To our knowledge, this study is the first report to use intracellular energy delivery to enhance incisional wound healing, and one of very few aimed at prevention rather than treatment of surgical wound dehiscence. Rabbits can regenerate ear cartilage when the perichondrium is intact, but their skin regeneration capability is similar to that of other mammals (Williams-Boyce and Daniel, 1986). Due to the unresolved problem of surgical wound breakdown and the scarcity of similar studies, our results have provided some encouragement that although prevention of wound dehiscence is difficult, it may not be totally impossible.
Acknowledgments
We thank Benjamin Chiang for his skin penetration study.

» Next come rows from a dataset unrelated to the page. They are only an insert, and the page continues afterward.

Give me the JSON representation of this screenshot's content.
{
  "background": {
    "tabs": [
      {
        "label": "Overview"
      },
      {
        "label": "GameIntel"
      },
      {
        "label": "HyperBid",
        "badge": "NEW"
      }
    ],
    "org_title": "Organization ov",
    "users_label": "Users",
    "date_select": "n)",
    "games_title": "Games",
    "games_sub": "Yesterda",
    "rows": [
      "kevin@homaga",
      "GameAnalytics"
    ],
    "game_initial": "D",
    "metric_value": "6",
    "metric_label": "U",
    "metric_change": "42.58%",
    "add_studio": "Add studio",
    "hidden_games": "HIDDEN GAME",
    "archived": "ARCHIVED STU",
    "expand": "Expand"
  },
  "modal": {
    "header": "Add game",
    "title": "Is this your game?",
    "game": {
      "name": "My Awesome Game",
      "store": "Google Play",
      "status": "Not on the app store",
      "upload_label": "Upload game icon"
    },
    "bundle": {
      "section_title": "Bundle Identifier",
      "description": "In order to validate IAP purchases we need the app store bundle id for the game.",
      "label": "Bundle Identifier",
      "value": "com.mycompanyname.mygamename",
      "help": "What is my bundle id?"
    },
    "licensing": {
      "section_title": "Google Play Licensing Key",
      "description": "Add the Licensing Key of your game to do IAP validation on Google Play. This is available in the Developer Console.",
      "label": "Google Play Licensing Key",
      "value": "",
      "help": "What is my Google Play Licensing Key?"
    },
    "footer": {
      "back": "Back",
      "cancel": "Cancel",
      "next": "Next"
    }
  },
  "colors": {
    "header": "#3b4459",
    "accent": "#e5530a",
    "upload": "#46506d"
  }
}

Data Availability Statement
The original contributions presented in the study are included in the article/Supplementary Material, further inquiries can be directed to the corresponding author.
Ethics Statement
The animal study was reviewed and approved by Institutional Animal Care and Use Committee of the University of Louisville, an AAALAC accredited program (IACUC11030-17153).
Author Contributions
JW, HS, AB and SC designed and conducted experiments, analyzed data and wrote the manuscript; HS, ATB, RW and QZ performed laboratory and histological studies; AB and SC reviewed and analyzed data and modified the manuscript.
Funding
This study was made possible by grants from the NIH NIDDK RO1DK74566, NIAMS R44AR52984, and NIGMS R43GM106639, and the Kentucky Cabinet for Economic Development, Office of Entrepreneurship, under the Grant agreements KSTC-184-512-14-174 with the Kentucky Science and Technology Corporation.
Conflict of Interest
The authors declare that the research was conducted in the absence of any commercial or financial relationships that could be construed as a potential conflict of interest.